7 views (last 30 days)
Oliver on 21 Feb 2013
I have a 2305-by-4-by-4455 array, "P", from which I want to generate a logical vector, "isdis", for indexing as follows:
isdis = (P(:,2,:) >= P(:,3,:) & P(:,3,:) >= P(:,4,:) & P(:,4,:) >= 0) &...
(P(:,2,:) <= (sqrt(2)-1)*P(:,1,:)) &...
(P(:,2,:)+P(:,3,:)+P(:,4,:) <= P(:,1,:));
Unfortunately, this takes a relatively long time to evaluate for some reason. On my machine (Windows 8, 4GB memory, Core i7 processor, Matlab R2012b), this statement takes about 0.8 sec to evaluate. Which may not seem like a long time, but it accounts for 55% (2 sec) of the larger function that it is a part of, which has to be called many times in my application (at 2 sec a pop, that's an expensive function call). I would have thought that relational operators like this (especially when vectorized as it is) would cost virtually nothing, can anyone help me understand why this is so slow?
If it helps, the one multiplication of:
(sqrt(2)-1)*P(:,1,:))
takes 0.07 sec. And the one addition of:
P(:,2,:)+P(:,3,:)+P(:,4,:)
takes 0.19 sec.
Any suggestions? This line needs to evaluate in at least an order of magnitude less time, and it seems like it ought to be possible to do it in at least 2 orders of magnitude less time.
Oliver on 22 Feb 2013
Thanks for the comment, I guess I just assumed that relational operators would be cheaper than they really are.

Jan on 21 Feb 2013
Creating the temporary array P(:,i,:) is time consuming, because the memory must be copied from non-contiguous blocks. After applying permute(P, [1,3,2]) the comparison is much faster.

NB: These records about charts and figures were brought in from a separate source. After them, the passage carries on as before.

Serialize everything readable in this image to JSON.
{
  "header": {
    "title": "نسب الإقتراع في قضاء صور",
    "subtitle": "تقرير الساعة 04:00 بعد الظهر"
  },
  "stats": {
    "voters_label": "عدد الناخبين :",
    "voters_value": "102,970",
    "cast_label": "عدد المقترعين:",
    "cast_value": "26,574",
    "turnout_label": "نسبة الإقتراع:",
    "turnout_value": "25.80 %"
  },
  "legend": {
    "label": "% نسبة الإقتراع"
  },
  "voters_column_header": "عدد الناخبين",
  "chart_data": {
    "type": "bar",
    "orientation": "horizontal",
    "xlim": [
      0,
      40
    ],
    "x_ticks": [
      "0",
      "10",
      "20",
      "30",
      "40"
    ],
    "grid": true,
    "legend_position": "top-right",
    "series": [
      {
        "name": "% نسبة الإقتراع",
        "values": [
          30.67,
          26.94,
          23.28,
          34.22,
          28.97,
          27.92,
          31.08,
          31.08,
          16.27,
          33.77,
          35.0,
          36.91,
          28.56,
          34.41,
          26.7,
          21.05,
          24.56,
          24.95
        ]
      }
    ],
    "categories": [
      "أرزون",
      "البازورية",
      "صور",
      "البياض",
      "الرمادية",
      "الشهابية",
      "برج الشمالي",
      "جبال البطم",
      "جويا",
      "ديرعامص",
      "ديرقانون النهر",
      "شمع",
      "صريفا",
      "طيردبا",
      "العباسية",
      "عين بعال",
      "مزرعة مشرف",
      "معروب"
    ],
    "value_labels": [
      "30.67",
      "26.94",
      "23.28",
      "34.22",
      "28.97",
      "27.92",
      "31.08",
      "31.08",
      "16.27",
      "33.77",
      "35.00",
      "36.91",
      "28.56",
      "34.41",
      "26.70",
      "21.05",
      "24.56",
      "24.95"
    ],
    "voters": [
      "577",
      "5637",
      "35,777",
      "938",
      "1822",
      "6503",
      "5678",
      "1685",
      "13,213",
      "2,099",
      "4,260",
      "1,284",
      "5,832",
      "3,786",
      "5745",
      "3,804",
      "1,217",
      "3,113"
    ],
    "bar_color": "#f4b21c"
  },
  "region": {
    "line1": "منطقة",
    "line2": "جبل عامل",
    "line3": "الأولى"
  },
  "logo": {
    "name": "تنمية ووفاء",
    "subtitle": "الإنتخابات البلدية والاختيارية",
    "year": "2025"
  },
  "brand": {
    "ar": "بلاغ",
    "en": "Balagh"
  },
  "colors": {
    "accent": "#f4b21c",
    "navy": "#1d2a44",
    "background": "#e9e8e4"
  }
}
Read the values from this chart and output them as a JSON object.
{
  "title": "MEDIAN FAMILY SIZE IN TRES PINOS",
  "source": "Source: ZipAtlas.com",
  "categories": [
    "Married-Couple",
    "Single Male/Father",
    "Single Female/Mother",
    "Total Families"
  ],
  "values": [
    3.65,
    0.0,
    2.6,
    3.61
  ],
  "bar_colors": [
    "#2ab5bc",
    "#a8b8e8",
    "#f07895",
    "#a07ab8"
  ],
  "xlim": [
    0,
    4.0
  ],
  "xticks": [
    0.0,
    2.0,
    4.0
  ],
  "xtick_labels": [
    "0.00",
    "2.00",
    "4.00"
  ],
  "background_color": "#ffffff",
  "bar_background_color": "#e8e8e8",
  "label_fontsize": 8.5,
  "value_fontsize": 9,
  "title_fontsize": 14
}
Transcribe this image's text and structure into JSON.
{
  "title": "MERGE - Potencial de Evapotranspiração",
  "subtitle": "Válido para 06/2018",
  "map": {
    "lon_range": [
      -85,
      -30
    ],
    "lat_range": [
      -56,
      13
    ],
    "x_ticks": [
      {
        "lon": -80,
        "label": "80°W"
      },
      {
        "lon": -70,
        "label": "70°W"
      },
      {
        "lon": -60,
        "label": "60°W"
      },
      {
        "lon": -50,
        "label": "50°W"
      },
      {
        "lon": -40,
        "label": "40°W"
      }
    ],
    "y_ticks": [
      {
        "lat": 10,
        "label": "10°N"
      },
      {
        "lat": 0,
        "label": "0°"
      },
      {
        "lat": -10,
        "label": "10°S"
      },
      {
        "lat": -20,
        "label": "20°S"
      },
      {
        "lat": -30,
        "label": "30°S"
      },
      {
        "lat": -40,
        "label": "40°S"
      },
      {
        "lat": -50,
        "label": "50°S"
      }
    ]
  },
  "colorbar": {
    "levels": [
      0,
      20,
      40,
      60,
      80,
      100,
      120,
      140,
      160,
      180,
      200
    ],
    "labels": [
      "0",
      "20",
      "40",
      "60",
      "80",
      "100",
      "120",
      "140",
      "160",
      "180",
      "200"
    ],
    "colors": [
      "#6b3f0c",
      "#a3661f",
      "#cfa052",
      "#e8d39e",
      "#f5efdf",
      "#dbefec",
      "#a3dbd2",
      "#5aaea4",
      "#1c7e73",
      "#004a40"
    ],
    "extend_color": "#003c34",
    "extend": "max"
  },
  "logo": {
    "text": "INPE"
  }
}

P(:,2,:)+P(:,3,:)+P(:,4,:) is 30% slower than sum(P, 2) - P(:,1,:) for the same reason.
Jan on 22 Feb 2013
The leasing dimensions of a multi-dim array have contiguous memory. Therefore the permute operation swaps the 2nd and 3rd dimension:
P = rand(2305, 4, 4455);
Q = permute(P, [1,3,2]);
size(Q) % 2305, 4455, 4
Does this clear the ordering?

Cedric Wannaz on 21 Feb 2013
Edited: Cedric Wannaz on 21 Feb 2013
The first thing that comes to my mind is that you could store slices in 2D variables to eliminate repetitive similar block-indexing operations in the expression for isdis:
slice1 = P(:,1,:) ;
slice2 = P(:,2,:) ;
slice3 = P(:,3,:) ;
slice4 = P(:,4,:) ;
You would then have something like (to check on your side):
isdis = (slice2 >= slice3 & slice3 >= slice4 & slice4 >= 0) &...
(slice2 <= (sqrt(2)-1)*slice1) &...
(slice2+slice3+slice4 <= slice1);
You won't get an order of magnitude improvement in computation time with only that though (maybe 20-30%).
Cedric Wannaz on 23 Feb 2013
Actually your solution is the fastest; I tried to beat it using some hybrid approach, but I can't even get close to your permute().